Appel de la décision

La firme américaine semble aujourd’hui payer son manque de coopération. Sous la pression des syndicats et du gouvernement fin mars, elle avait assuré que seuls les produits «essentiels» seraient livrés. Une fake news, a répondu l’association les Amis de la Terre (lire page 5). Pour le vérifier, nous avons nous-même commandé la semaine dernière un produit non essentiel à notre survie : des feutres. La livraison devait être assurée une semaine plus tard, elle a été réalisée en deux jours. Lors de l’audience, l’entreprise a assuré qu’elle épuisait les stocks de produits non essentiels avant de prioriser l’acheminement. Un argument qui n’a pas convaincu les juges.

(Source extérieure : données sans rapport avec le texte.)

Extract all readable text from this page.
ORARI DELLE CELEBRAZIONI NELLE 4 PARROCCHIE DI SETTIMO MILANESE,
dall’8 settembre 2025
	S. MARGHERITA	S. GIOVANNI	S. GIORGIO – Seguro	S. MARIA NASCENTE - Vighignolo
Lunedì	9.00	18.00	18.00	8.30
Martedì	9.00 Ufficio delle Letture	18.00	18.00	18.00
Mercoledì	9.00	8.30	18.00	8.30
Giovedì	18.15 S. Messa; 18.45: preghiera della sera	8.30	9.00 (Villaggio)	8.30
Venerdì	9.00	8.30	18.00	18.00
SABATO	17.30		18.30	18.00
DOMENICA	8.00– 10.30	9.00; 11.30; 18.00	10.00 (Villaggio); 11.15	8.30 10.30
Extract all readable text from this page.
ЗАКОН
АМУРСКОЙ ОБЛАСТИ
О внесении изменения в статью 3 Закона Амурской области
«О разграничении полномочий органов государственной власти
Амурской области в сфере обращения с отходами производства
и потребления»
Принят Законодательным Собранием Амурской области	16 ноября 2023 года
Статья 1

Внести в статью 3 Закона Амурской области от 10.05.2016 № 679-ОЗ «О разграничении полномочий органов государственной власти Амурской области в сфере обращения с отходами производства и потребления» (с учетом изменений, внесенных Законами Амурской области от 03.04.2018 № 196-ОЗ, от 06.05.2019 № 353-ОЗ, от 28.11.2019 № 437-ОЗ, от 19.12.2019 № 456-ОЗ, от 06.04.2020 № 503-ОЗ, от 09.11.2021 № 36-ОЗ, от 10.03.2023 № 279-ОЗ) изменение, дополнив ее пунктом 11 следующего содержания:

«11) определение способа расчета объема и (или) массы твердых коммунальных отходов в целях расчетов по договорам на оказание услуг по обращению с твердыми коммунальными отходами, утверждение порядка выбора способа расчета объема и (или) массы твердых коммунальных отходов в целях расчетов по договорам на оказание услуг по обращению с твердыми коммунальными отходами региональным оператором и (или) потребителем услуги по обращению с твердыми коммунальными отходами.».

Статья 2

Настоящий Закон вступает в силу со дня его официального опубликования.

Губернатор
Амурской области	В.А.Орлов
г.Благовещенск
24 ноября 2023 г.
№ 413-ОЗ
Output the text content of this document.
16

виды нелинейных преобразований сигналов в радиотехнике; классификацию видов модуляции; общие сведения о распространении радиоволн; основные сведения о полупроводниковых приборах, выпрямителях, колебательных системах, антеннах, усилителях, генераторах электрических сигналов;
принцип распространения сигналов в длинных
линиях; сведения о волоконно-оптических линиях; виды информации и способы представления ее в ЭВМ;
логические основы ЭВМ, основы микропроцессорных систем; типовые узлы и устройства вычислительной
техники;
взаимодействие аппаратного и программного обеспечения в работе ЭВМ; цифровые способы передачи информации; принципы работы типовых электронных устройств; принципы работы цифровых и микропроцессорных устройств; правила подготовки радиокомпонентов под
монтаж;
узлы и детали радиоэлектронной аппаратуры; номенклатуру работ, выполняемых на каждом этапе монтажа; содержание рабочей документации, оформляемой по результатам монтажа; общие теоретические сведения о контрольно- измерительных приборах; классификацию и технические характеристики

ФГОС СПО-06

Pour l’heure, impossible d’affirmer avec certitude qu’Amazon reprendra ses activités la semaine prochaine. Interrogé sur Europe 1 jeudi, Frédéric Duval, le directeur général d’Amazon France, a estimé qu’il était pour l’heure «trop tôt pour parler de réouverture» et a confirmé faire appel de la décision. Invité cette fois sur RTL, il a avancé de nouveaux arguments : «Je ne sais pas définir exactement ce qu’est un produit d’hygiène : est-ce qu’un coupe-ongles en est un ? Est-ce qu’un préservatif est un produit médical ?» Dans une salve de tweets, le compte officiel de la firme en France a, lui, estimé que cette fermeture «aura[it] probablement des conséquences», notamment pour les «nombreuses TPE et PME françaises qui s’appuient sur Amazon pour se développer». Manière de dire que la France ne peut plus se passer du géant américain du commerce en ligne.